Ola Belowska
Biegacz amator

Annapurna, roztrenowanie i… Salomon Team Elite

Szklarska Poręba, 23.11.2019

Cykl dopiero co skończył dwa lata, w jego skład wchodzi zaledwie sześć biegów, a mimo to Golden Trail Series przykuwa uwagę całego świata ultratrailu. A na pewno w Polsce, przede wszystkim za sprawą najmocniejszego biegacza z naszego kraju, który staje na linii startu w zawodach GTS, Bartka Przedwojewskiego. Właśnie niedawno Bartek dzięki swoim rezultatom wybieganym w zawodach GTS trafił do jednego z najbardziej prestiżowych teamów świata, Salomon Team.

Bart wyjazdem do Nepalu na finał serii podczas Annapurna Marathon skończył biegowy sezon 2019. Potem miał czas na odpoczynek, zasłużoną regenerację i przemyślenie pracy przed nowym sezonem startów. A było o czym myśleć. Bo o tym, co stało się oficjalne wczoraj, Bart wiedział już od jakiegoś czasu. Pamiętacie, jaką niespodzianką była jego wygrana w Biegu Marduły? Ilu z Was zastanawiało się, kto to jest? Czy to jednorazowa akcja, czy chłopak namiesza? Wtedy też z nim rozmawialiśmy i czuliśmy, że będzie o nim głośno.

Salomon Team Elite: Kilian Jornet, Francois D’Heane, Stian Angermund, Marc Lauenstein, Davide Magnini i Bart. Team międzynarodowy Salomon Elite to z pewnością najmocniejszy team w świecie biegów górskich. Obecność w nim Polaka, obok legend światowych biegów górskich: Kiliana Jorneta i Francois’a D’Heane to niezwykła nobilitacja i prestiż. Ta historia dzieje się naprawdę.

Jak to się stało? Przypomnijmy sobie osiągnięcia Bartka z tegorocznych występów w Golden Trail Series.

Zegama Aizkorri: Bartek zaczyna z grubej rury, zajmuje drugą pozycję w Kraju Basków, gdzie jak sam mówi na filmie promocyjnym Salomona, czuje się jak w domu. Wyprzedza go tylko Kilian, ale ten zdecydowanie jest w domu. „To dla mnie niesamowite, że on przez taki czas jest w stanie tak mocno biegać i wyrywać te wszystkie biegi!”, mówił nam Bartek na gorąco po biegu. „Dość intensywnie go śledzę i wydaje mi się, że w tym roku jest chyba w życiowej formie. Na pewno to pokaże”. Pokazał, wygrał cały cykl, triumfując w każdym biegu, w którym brał udział. Hiszpański (hiszpańsko-norweski ;)) wieloletni fenomen.

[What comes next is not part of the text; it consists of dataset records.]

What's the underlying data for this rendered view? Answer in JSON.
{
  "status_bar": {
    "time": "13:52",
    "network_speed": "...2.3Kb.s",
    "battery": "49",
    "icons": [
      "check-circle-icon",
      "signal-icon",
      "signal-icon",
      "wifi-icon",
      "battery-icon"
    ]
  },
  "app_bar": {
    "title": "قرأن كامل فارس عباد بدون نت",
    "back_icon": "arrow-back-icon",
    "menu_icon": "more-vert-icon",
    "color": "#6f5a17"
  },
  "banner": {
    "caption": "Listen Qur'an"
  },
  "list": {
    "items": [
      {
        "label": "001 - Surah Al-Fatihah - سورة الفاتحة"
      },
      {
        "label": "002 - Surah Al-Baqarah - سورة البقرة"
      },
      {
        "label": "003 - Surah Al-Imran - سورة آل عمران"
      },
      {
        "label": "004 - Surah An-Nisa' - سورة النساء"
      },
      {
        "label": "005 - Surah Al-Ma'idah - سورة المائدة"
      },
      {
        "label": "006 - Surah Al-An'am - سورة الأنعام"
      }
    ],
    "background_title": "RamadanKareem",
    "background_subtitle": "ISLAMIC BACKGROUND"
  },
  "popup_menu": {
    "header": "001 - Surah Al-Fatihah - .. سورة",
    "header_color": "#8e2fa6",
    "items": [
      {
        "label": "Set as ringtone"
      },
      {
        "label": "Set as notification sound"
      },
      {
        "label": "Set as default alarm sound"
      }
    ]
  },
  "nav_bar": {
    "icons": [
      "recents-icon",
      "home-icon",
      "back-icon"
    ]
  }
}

Marathon du Mont Blanc, Bartek kolejny raz wskoczył na podium. Tym razem był trzeci, za dwoma Włochami – Davidem Magninim i Nadirem Maguetem. Ale dzięki punktacji z tych dwóch startów objął pozycję lidera w klasyfikacji ogólnej GTS.

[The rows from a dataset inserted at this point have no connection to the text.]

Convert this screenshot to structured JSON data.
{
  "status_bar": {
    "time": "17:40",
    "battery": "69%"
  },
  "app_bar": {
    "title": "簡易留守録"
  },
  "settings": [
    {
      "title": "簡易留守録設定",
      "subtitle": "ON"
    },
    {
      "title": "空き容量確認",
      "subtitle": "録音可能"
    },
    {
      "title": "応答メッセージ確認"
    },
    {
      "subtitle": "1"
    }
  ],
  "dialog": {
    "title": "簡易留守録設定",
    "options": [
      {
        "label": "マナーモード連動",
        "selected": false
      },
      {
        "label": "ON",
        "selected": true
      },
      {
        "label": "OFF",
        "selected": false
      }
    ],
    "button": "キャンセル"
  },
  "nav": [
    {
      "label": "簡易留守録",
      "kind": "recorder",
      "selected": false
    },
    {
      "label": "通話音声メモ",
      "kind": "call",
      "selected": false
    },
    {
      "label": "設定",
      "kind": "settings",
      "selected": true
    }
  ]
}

Trzeci bieg z cyklu to Dolomyths Run Skyrace, najkrótszy dystans, ale zabójczy podbieg pod Forcella Pordoi. Bartek finiszował piąty, różnice między zawodnikami na mecie były naprawdę niewielkie. „Do Passo Pordoi biegło mi się bardzo dobrze. Bardzo zmęczyłem się na podbiegu pod Forcella Pordoi, ale dawałem radę. Trzymałem się chłopaków i dużo podchodziłem, wbiegłem tam na równi z nimi. Potem zaczął się już bieg na dużych wysokościach, już tam byłem nieprzytomny!”, mówił nam wówczas Bart. „Dwie godziny biegania, dużo się nie działo. Ale był to jeden z moich trudniejszych biegów. Oczywiście każdy bieg jest trudny, ale tu się mocno zmasakrowałem. Pozytywną informacją jest dla mnie to, że trening przyniósł oczekiwane rezultaty, dotrzymywałem kroku chłopakom na podbiegu”, podsumowywał Bart.

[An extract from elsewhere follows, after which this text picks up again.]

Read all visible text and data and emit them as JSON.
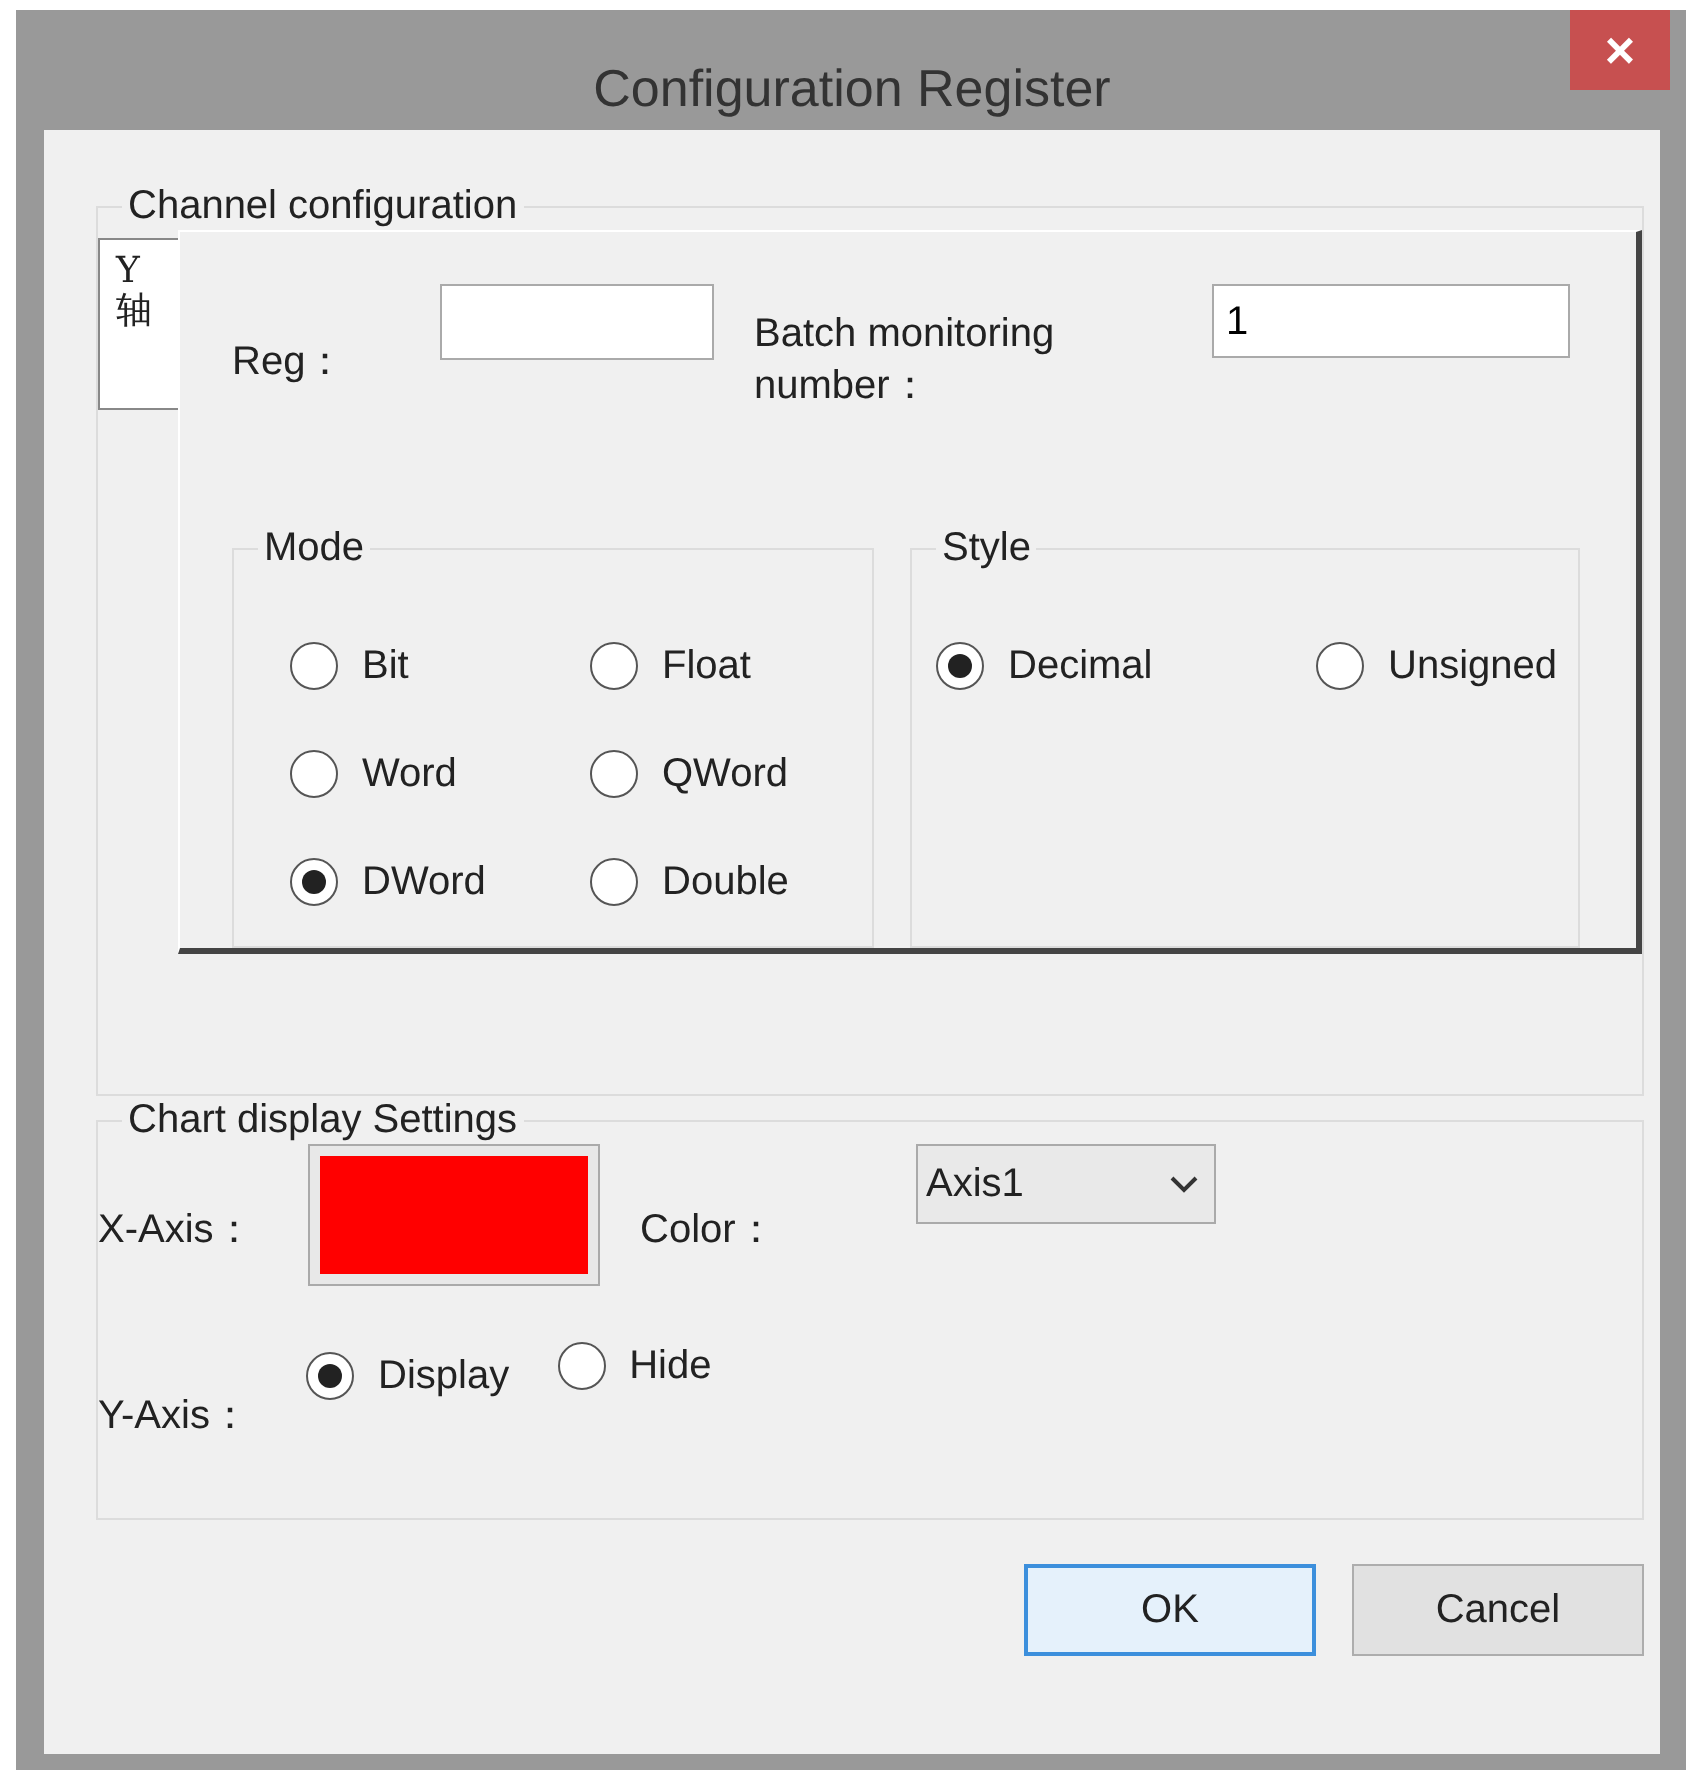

Tylko że w trakcie biegu kolano odmówiło dalszej współpracy. Przez to Bartek zrezygnował ze startu w kolejnym biegu serii, w Sierre-Zinal, a także programowo nie brał udziału w Peak Pikes. Na trasy GTS wrócił do Szkocji. Stracił co prawda pozycję lidera rankingu, ale wciąż plasował się wysoko, bo na trzecim miejscu. Tym razem nie mogliśmy oglądać Barta na finiszu. Fatalny upadek na 10. Kilometrze wymusił zejście z trasy i odpuszczenie dalszej rywalizacji. A szkoda, bo pogoda w Szkocji była dla biegaczy łaskawa. Zresztą biegł w czubie razem z Nadirem Maguetem i Szwajcarem Remim Bonnetem (który też nie ukończył biegu).  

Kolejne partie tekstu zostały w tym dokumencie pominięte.